Plant vs Dairy protein stabilised cappuccino foams: how protein and hydrocolloid conformational changes affect foam stability

Plant based dairy alternative milks are seen as to have low foam appeal due to the dry, stiff texture and sometime rapid collapse. The current study sought to understand the factors affecting the formation and stability of foams made with plant and dairy proteins. Two different aeration processes were studied, steam injection and whisking, to be representative of coffee shop and in-home foam applications. These two aeration processes were found to have a significant impact on total air volume fraction and final foam bubble size. Whisking produced foams with higher air volume fraction and coarser bubbles compared to steam injection. Further, the effect of bulk viscosity on foam drainage and coalescence was investigated by adding high acetyl gellan as viscosifier. Bulk solution viscosity played a dominant role in foam stability, with higher viscosity leading to slower liquid drainage and reduced bubble coarsening. Conformational changes to high acetyl gellan viscosifier upon heating explained why steam injected foams underwent faster drainage compared to whisked foams at equivalent gellan content. Importantly only minor change in protein secondary structure and aggregation state was observed after foaming.
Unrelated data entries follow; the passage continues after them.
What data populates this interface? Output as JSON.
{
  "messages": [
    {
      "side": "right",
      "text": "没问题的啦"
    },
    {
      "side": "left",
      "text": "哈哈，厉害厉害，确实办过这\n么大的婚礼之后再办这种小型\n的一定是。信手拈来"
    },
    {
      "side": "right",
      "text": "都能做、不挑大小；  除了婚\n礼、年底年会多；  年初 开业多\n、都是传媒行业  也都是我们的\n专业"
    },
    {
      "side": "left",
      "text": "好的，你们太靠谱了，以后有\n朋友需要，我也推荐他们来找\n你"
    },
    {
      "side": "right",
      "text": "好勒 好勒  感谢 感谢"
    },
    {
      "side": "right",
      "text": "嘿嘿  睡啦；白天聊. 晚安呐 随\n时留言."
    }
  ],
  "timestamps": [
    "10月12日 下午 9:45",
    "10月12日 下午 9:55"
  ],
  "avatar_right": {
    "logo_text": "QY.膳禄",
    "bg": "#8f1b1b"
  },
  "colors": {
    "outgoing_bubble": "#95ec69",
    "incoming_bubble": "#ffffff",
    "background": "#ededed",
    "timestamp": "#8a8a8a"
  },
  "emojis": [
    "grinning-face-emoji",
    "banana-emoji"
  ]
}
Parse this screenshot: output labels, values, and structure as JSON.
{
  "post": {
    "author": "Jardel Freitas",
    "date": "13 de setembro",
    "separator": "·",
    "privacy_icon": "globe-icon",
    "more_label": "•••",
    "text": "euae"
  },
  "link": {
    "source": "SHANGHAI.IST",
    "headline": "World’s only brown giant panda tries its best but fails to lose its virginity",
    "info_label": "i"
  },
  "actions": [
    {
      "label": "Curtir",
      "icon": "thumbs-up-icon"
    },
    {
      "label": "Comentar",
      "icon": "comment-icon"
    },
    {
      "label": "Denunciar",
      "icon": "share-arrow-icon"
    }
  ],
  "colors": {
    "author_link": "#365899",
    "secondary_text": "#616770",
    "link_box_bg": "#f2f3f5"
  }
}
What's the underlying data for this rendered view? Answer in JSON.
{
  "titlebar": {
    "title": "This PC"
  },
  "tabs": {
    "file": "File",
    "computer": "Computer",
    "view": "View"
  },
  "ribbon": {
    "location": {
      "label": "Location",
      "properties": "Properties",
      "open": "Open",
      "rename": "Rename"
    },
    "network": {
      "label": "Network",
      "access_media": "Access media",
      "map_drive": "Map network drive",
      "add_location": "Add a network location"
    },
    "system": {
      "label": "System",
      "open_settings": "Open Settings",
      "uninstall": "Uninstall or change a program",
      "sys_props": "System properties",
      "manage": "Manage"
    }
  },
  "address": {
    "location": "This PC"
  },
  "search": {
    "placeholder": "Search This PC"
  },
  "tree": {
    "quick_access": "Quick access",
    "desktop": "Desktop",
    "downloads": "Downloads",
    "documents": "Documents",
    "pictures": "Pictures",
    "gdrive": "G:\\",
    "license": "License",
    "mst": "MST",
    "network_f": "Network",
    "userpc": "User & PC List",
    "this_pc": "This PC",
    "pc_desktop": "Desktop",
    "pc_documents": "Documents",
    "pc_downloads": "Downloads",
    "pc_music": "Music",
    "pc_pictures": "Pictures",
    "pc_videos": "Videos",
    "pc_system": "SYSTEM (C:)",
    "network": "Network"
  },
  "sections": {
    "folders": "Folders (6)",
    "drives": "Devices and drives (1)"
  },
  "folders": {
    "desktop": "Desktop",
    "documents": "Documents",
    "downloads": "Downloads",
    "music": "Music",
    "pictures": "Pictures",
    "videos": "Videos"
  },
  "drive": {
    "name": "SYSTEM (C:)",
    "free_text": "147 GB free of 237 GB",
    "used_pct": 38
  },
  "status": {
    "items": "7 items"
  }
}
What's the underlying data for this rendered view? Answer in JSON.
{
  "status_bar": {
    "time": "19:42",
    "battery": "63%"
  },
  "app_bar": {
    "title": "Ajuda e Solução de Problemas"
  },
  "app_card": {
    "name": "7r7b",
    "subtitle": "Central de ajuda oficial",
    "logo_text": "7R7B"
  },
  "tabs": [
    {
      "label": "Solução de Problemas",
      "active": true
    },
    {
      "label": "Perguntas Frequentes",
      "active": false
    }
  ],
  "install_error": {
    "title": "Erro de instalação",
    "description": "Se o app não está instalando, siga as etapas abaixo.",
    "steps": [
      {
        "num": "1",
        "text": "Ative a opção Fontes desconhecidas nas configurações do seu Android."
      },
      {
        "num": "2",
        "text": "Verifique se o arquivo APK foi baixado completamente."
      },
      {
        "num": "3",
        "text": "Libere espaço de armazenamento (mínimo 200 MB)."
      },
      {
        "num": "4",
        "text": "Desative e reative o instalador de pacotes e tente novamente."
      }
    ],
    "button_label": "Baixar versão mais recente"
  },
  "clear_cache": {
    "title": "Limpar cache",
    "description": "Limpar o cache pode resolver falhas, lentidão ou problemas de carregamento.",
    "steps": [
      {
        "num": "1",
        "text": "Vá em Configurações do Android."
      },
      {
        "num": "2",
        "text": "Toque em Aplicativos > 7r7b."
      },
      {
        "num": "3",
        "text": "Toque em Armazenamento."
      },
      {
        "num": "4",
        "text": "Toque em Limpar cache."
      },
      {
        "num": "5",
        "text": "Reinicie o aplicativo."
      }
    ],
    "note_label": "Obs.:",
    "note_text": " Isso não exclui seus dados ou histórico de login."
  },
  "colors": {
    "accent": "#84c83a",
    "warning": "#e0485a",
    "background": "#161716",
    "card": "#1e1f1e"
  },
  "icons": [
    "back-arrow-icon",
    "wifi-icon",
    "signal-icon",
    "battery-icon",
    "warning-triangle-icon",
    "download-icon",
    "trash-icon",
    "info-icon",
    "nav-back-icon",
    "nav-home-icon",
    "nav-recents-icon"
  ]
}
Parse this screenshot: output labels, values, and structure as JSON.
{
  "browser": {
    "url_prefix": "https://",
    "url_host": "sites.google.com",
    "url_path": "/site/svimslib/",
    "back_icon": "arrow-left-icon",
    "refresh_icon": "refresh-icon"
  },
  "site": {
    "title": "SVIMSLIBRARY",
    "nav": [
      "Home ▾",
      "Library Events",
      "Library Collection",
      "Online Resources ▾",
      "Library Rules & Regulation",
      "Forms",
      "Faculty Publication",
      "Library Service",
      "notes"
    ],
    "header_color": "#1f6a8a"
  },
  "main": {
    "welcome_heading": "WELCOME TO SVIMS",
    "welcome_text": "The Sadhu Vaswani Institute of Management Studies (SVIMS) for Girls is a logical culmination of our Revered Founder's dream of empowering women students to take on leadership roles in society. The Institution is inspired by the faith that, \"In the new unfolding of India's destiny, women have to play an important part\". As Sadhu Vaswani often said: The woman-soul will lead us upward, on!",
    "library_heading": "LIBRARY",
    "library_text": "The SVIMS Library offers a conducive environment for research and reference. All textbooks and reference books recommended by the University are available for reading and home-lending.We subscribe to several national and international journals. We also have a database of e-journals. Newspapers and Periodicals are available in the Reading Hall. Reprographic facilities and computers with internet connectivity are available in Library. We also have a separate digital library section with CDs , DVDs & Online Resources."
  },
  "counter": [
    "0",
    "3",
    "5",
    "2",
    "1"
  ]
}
This work shows that the main driver of the difference in dryness between plant and dairy cappuccino foams arises from the aeration process and the speed of liquid drainage. The inability to resist foam drainage, a key weakness of plant-based cappuccinos, can readily be overcome using a shear thinning hydrocolloid such as gellan to boost bulk viscosity. These findings help to understand the factors affecting the stability of cappuccino foams and contributes to the development of plant-based alternatives with improved foam quality.